Facebook Agrees to Settlement Over Cambridge Analytica

Facebook Agrees to Settlement Over Cambridge Analytica

(NewsSpace.com) – Few social media scandals are as infamous as the 2015 Facebook data breach. Millions of users had their personal information farmed out to ad companies and data trackers without their knowledge or consent. The most well-known recipient, Cambridge Analytica, became a household name.

On August 26, Lawyers for Facebook’s parent company, Meta, and the class seeking action against it filed a notice of a pending settlement agreement in a Northern California federal court. The attorneys asked the bench to postpone the case for another 60 days while the two sides work out the specifics of the agreement.
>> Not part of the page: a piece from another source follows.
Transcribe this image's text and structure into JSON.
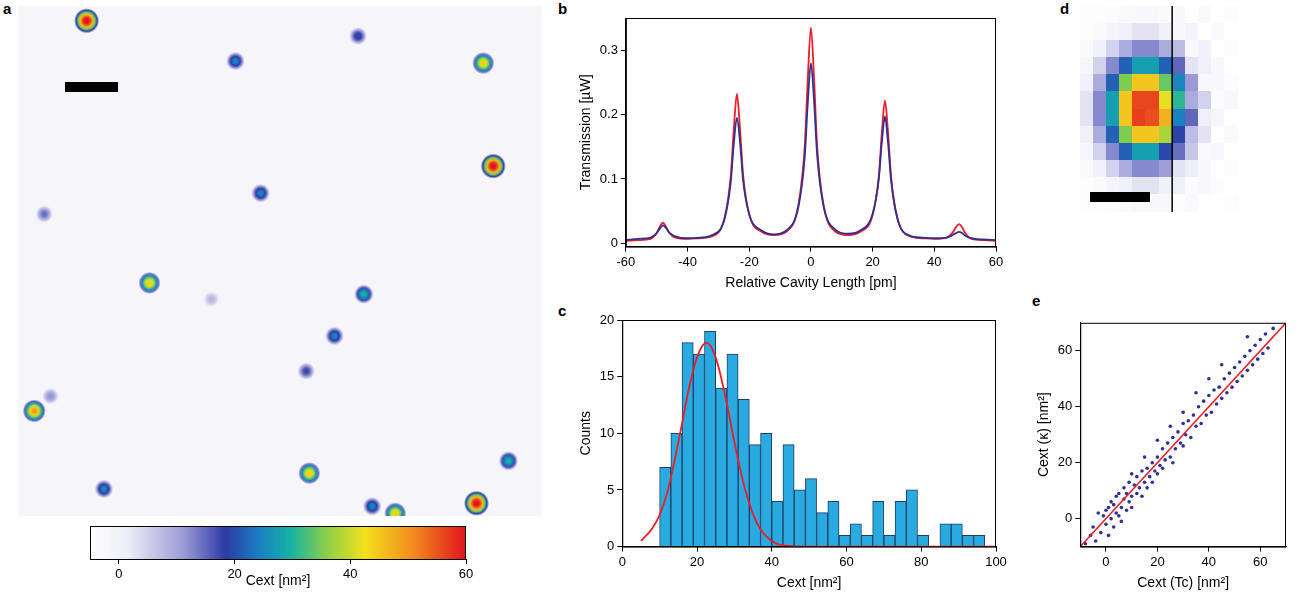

The compromise came at the eleventh hour for Meta CEO Mark Zuckerberg, who, along with two other high-powered company executives, was nearing the deadline for a deposition in the matter. Attorneys for the plaintiffs would presumably want to know details about how Cambridge Analytica, a company that worked with former President Donald Trump’s campaign, managed to purchase the personal information of as many as 87 million people.

The most recent filing does not reveal any details about the settlement. The tech giant has already paid substantially, however, handing over $5 billion in fines to the Federal Trade Commission (FTC), $100 million to the Securities and Exchange Commission (SEC), and more than $600,000 to authorities in the UK.